Reischauer Distinguished Professor of Japanese Studies and visiting professor of East Asian Languages and Civilizations, who has had a borderline fixation with the reptile armed with atomic breath since boyhood. This semester, Tsutsui is teaching an East Asian studies course that explores the rich history of Japanese monsters, including the violent Godzilla. Tsutsui spoke to the Gazette about the year-old brute and his course, and handicaps the fight. It started in when the original film was released by Toho Studios.

There have subsequently been 32 live-action films made in Japan and in Hollywood. There were also three feature-length anime made in Japan. There have been several origin stories over the years, but in the one that was established by the first movie, Godzilla was a dinosaur from the Jurassic period who lived in the depths of the Pacific Ocean that was then radiated by American H-bomb testing in the South Pacific.

In the process, Godzilla became mutated and monstrous and radioactive. Of course, the core narrative in these films is that Godzilla then goes to Japan to attack Tokyo or other cities. The movies are very formulaic: Godzilla fights the other monsters; they wrestle; they destroy a Japanese city or two; and then at the end, Godzilla usually wins and the world is safe again.

This has all led to Godzilla being one of the most well-known icons globally. Over time, though, the movies lost that edge and evolved into more lighthearted entertainment aimed at children. This was meant to be the end. After 50 years, Godzilla was done and gone. America took another shot at making a Godzilla film. Legendary Pictures optioned the rights to adapt the King of Monsters to the big screen.

This would become known as the Monsterverse. The first of the Monsterverse films was the Godzilla. A sequel is due in The Kong film is the set up for the long-awaited remake of King Kong vs. Godzilla, which will be released in , under the title Godzilla vs.

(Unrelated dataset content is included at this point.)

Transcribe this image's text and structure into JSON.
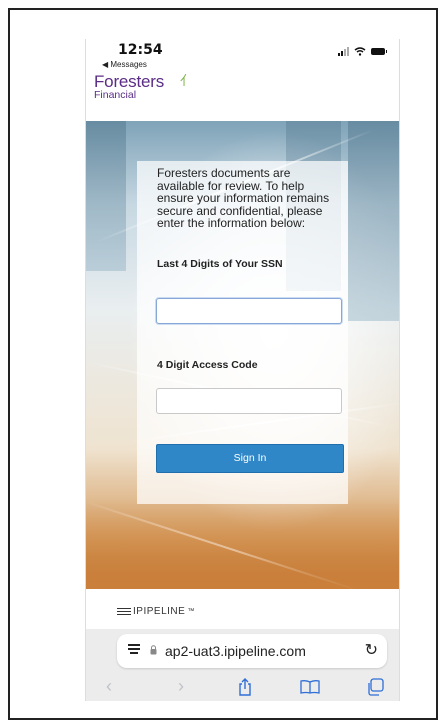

Last November, the animated theatrical film Godzilla: Monster Planet came out, to positive reviews. It will debut on Netflix this coming Wednesday, January 17 th.

The second installment will be out later this year. Part three will be out in , which is the 65 th anniversary of Gojira. Through all the highs and lows; through all the good stuff and bad stuff; through all the decades, Godzilla is still with us. Sign in. Forgot your password? Get help. Privacy Policy. Password recovery. The movie has some eerie parallels. In the original November film, Americans zap Godzilla during an atomic bomb test.

The beast then ravages Tokyo before a scientist develops a secret weapon to destroy it. The original movie was "serious and somber," Tsutsui said. Many Japanese moviegoers left the theater in tears, but they also called it cathartic and therapeutic, he said. The movie rewrote the end of the war: Instead of using a secret weapon to destroy Japan, scientists in the movie deploy it to save Tokyo, Tsutsui said.

However, Godzilla's creators took a different perspective. They said Godzilla represented the souls of the Japanese soldiers killed during the war, "yearning to come home and be acknowledged by a nation that seemed eager to forget them," Tsutsui said.

Tanaka called the movie character Gojira — a nickname given to a hapless man at the movie studio that combines gorira gorilla and kujira whale , Tsutsui said.